La seconde classe comprend l'infaillibilité, et le droit exclusif de nommer, d'instituer, de juger, de dispenser, c'està-dire la propriété même de ces choses, au lieu de la simple concession de l'usage pour les quatre dernières.

Si l'Église laisse longtemps son chef exercer en quelque sorte tous les pouvoirs, elle ne cesse de nier qu'ils lui appartiennent tous. Que de manœuvres et d'efforts pour le lui faire avouer! Elle aura beau ètre tourmentée, on ne la verra point confesser que le pape est tout et qu'elle n'est rien, ou faillir pour dire que le pape est infaillible. Étendue mille ans sur le chevalet par le moyen àge ou le paganisme social, tenaillée par Rome paganisée, je doute que dans les premiers siècles, au milieu des assauts furieux de toutes les hérésies et des persécutions sanglantes des empereurs, elle ait subi et qu'elle subisse à l'avenir une épreuve aussi redoutable. Lorsque la papauté déploie la plus grande puissance, qu'elle semble engloutir toutes les autres, l'Église, réunie à Constance, à Bâle, proclame à son de trompe qu'elle tient immédiatement son pouvoir de Jésus-Christ, et que toute personne, de quelque dignité qu'elle soit, même papale, doit lui obéir en ce qui concerne la foi, la discipline, l'extinction du schisme, et la réforme des abus. D'innombrables déclarations pareilles faites par les individus, les universités, les diocèses, quelquefois les nations, présentent la voix de l'Église dispersée. A Trente, la cour romaine et les prélats italiens s'agitent inutilement pour faire décréter que les évêques empruntent leur pouvoir du pape. Je passe sous silence le droit que celui-ci s'arroge de disposer des empires, et la prétention que l'autorité temporelle émane de la sienne; ces matières échappent à la compétence de l'Église, dont la mission ne regarde que la sanctification des àmes, leur salut futur. Touchant ce qui n'est point de son ressort, elle pourrait se tromper comme le pape, sans mettre en défaut l'assistance d'en haut, sur laquelle elle marche appuyée.
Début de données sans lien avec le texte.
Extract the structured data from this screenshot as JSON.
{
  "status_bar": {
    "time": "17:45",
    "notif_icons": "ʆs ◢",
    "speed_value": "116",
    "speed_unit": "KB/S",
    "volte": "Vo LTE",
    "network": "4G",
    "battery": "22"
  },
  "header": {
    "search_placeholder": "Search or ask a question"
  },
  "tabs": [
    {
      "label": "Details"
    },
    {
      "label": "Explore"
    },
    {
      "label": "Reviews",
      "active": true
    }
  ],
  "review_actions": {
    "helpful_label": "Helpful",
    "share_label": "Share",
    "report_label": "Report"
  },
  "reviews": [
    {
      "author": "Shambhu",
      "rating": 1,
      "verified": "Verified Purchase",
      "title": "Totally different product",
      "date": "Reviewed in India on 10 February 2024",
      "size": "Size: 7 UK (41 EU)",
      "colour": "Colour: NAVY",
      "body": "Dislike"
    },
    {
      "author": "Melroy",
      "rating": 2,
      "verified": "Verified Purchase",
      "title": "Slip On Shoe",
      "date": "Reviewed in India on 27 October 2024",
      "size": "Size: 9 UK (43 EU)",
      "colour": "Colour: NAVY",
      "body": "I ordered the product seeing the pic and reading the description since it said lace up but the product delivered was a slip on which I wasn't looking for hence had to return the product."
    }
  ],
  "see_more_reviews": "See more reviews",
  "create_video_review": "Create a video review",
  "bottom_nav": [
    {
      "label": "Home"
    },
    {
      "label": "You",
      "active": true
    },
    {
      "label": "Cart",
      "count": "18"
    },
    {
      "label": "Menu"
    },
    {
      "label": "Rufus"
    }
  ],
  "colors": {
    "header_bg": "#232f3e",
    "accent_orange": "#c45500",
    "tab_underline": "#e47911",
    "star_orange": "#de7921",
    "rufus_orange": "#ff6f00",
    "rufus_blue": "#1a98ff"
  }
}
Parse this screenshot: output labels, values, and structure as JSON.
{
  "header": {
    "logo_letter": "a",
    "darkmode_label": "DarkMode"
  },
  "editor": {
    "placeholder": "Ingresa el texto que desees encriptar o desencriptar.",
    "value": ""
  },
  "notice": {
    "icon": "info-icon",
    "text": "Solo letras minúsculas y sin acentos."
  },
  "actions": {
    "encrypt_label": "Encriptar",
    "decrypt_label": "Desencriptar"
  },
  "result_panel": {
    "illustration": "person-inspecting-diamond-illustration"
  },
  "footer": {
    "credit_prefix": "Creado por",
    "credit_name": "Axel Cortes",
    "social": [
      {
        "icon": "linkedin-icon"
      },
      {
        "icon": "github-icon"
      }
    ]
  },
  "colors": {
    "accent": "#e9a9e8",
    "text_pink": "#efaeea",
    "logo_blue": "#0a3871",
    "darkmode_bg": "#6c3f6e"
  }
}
Quoique les laïques, les prêtres, les évêques, perdent donc quelquefois la jouissance de leurs droits, ils conservent ces droits mêmes; quoique le pape les exerce, ils ne lui appartiennent nullement, et le sien n'en est point augmenté. Immuable dans les pouvoirs qui le constituent, le gouvernement ecclésiastique varie dans leur action. Avec cette action variable, il cède aux diversités, aux vicissitudes des choses temporelles, et il s'y dérobe par l'immutabilité de son institution.

Les écrivains qui ne l'ont point approfondi, et qui veulent l'emprisonner dans telle ou telle forme, ne sont frappés que du premier côté. Indépendamment de cette cause générale d'illusion, il en existe une particulière dans les circonstances où l'Église s'établit.
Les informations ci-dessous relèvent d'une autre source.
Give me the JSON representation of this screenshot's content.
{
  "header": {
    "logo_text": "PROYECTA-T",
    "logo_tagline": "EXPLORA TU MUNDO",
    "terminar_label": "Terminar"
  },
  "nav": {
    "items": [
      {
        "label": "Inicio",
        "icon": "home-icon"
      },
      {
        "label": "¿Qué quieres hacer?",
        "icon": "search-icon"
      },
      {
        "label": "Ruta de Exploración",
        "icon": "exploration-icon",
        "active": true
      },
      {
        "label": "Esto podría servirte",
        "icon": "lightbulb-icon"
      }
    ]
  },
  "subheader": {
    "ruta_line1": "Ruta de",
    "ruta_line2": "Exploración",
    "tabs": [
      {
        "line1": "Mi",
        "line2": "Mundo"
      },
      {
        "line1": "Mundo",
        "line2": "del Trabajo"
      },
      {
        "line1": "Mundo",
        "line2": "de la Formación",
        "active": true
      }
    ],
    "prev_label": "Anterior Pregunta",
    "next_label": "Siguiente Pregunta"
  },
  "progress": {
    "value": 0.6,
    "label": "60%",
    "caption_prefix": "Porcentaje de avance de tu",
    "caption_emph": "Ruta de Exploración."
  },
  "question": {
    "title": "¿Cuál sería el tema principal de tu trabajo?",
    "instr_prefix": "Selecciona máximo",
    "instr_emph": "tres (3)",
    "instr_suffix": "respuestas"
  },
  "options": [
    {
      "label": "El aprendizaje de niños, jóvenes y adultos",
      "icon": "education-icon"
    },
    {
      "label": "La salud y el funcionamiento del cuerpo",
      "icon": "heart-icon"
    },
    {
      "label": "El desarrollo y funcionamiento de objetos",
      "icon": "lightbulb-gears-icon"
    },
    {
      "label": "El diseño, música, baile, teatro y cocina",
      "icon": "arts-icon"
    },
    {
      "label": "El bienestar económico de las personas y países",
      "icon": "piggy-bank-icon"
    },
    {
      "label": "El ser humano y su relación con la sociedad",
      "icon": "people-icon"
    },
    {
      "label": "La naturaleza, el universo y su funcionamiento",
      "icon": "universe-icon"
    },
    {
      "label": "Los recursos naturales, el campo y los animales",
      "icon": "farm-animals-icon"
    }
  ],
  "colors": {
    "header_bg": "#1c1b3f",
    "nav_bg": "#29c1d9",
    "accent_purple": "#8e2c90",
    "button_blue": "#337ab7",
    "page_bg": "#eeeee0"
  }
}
Le moyen âge, je l'avoue, parait autoriser le monarchisme ultramontain. Mais les communions protestantes, qui se prononcent, l'une pour l'aristocratie des évêques, l'autre pour celle des prêtres, une troisième pour la démocratie laïque, citent aussi des époques qui semblent leur donner raison. Au commencement, le clergé est peu nombreux, le peuple intervient beaucoup, et un œil superficiel en induirait aisément qu'il gouverne seul. Ensuite le clergé se multiplie, il frappe davantage; on pourrait croire, faute d'attention, qu'il gouverne avec le peuple et sans le pape, alors moins saillant qu'eux. Comme les noms d'évêque et de prêtre sont communs aux deux ordres, il n'est pas impossible de se figurer dans la même époque, soit l'épiscopisme, soit le presbytérianisme. Ces sectes externes n'ont pourtant aucune base réelle. Avec les laïques concourent dans l'antiquité les prêtres, les évêques, et le pape.
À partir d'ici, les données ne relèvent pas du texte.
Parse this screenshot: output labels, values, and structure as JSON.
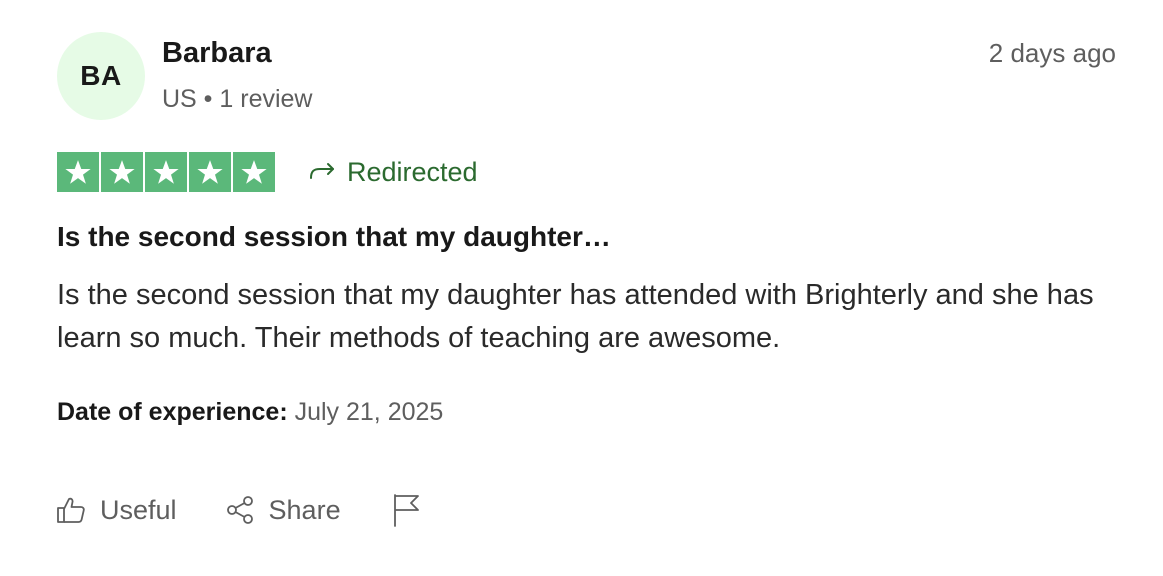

Les apparences militent davantage, sans doute, en faveur de la secte ultramontaine, mais elles ne couvrent pas moins un fondement ruineux. Le moyen-âge arrive insensiblement ; les laïques sont exclus, puis les prêtres, enfin les évêques; et le pape reste maître, maître de fait, non de droit. Le fait même n'est point absolu. D'ailleurs, il éprouve par-ci par-là des

résistances incessantes et quelquefois formidables. Cependant que l'Église entière pliat silencieuse, immobile; tant qu'elle n'aurait point dit unanimement : « Je n'ai aucun pouvoir; >> tant qu'elle ne se serait point formellement expropriée, l'omnipotence papale ne serait qu'une entreprise monstrueuse, qu'un rêve de la folie. Or, n'est-ce donc pas l'opposé qui se voit perpétuellement? Que dis-je ? Ce n'est point entre l'Église et son chef que la lutte existe, c'est entre l'Église et le monde païen qui, abattu dans la religion, s'efforce de s'y relever, c'est-à-dire de paganiser l'Église, transformant son culte en superstition et idolâtrie, et son gouvernement en domination papale. Cette domination, introduite dans l'Église par des événements qui l'ont révolutionnée, Maistre assure qu'elle lui est naturelle; « que rien dans toute l'histoire ecclésiastique n'est aussi invinciblement démontré, pour la conscience surtout, qui ne dispute jamais. » Comme il dispute beaucoup, il faudrait conclure que ce n'est pas la conscience qui parle chez lui. Mais lorsqu'il dit qu'elle ne dispute jamais, songeons seulement qu'en effet il aurait grand besoin qu'on ne disputât pas avec lui et qu'on reçût ses preuves les yeux fermés, tant elles sont mauvaises, ainsi qu'on va le voir.

CHAPITRE II.

Prétendue toute-puissance du Pape. —L'histoire dénaturée.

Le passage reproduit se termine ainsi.